The new Doctor Who series has been a smash hit not only in the U.K., but in many other countries including the U.S. and has a lot of new fans who have never seen the original series. Old school Who is admittedly an acquired taste due to its comparatively smaller (some would say non-existent) budget which often resulted in cheesy sets and even cheesier effects, but if you can look past those flaws at the stories themselves there was a lot to like. If you’re curious about the original series then you may be interested in the guide the folks at the sci-fi blog IO9 have put together on discovering classic Doctor Who:
The fourth season of the BBC’s time-travel saga Doctor Who has rocketed to a demented conclusion. And now there’s no more Who until Christmas, or even longer outside the U.K. But fear not — before Doctor Who was a new-millennium phenomenon, it ruled the British airwaves for a quarter of the last century. And some of your grand-dad’s Doctor Who episodes are actually still worth checking out. Here’s our complete handy guide to old-school Doctor Who for new-Who fans. With some spoilers.

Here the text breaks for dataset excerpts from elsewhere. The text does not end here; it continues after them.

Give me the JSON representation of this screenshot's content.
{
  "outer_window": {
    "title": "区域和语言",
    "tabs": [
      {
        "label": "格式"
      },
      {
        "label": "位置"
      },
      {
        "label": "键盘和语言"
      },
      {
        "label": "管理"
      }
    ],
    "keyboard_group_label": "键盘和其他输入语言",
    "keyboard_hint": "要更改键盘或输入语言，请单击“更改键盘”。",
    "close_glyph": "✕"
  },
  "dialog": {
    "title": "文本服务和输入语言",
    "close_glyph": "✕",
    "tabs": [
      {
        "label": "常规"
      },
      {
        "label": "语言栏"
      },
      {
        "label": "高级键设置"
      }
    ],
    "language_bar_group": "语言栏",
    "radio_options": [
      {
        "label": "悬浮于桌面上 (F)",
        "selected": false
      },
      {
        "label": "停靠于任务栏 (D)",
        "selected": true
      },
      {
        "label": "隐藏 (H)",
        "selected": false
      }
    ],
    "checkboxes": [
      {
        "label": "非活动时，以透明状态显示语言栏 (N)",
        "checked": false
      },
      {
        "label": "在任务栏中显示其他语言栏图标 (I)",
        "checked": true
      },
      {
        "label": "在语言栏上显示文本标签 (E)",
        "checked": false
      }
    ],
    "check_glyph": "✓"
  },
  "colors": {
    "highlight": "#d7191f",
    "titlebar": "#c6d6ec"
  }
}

Step one: Discover Ace, the Proto-Rose.
The last couple of years Doctor Who was on the air in the late 1980s, the writers started experimenting with the often-boring relationship between the Doctor and his cute travel companion. They introduced Ace, a rebellious teenager with a love of explosives. At first, the Ace-Doctor relationship was just a little spicier than the traditional Doctor/ambiguous-friend pairing, but over time it became a lot more. The Doctor started putting Ace through a series of tests and forcing her to confront her fears. She, in turn, started questioning the Doctor’s goals and methods more than any companion before her. The Doctor-Ace relationship provided an inspiration for some of the more fully realized companions of today, like Rose.
I have to concur that starting with Sylvester McCoy’s seventh Doctor is probably best as the show was making great strides in both storytelling and special effects during this period, though the effects were still nothing compared to the current series. Ace was definitely one of the first companions to really challenge the Doctor and it wouldn’t surprise me to learn that she was a big influence on the folks who created Rose in the new series. Sylvester’s portrayal of the Doctor is second only to Tom Baker’s in my mind. The Seventh Doctor was also the first hints we got that the renegade Timelord might be of much more importance to Timelord history than originally let on.
If you follow the suggestions in the guide you may find yourself addicted to the original series before too long. Even some of the older stories have a lot to offer with many of them standing the test of time. Even for those that don’t, however, it’s fascinating to look back and see how the show started way back in 1963 and how much it’s changed over the years. Coincidentally, one of the free offerings on AT&T’s U-verse on demand video service this month is Tomb of the Cybermen with the second Doctor played by Patrick Troughton. Courtney wasn’t terribly impressed with it until I pointed out that the show was as old as I am. It aired from September 2 to September 23, 1967 and I was born on August 25th of that year. Considering what they were working with and the time period it’s actually pretty good and quite a few details about the Cybermen established in that episode would be repeated in following Cybermen stories over the course of the series.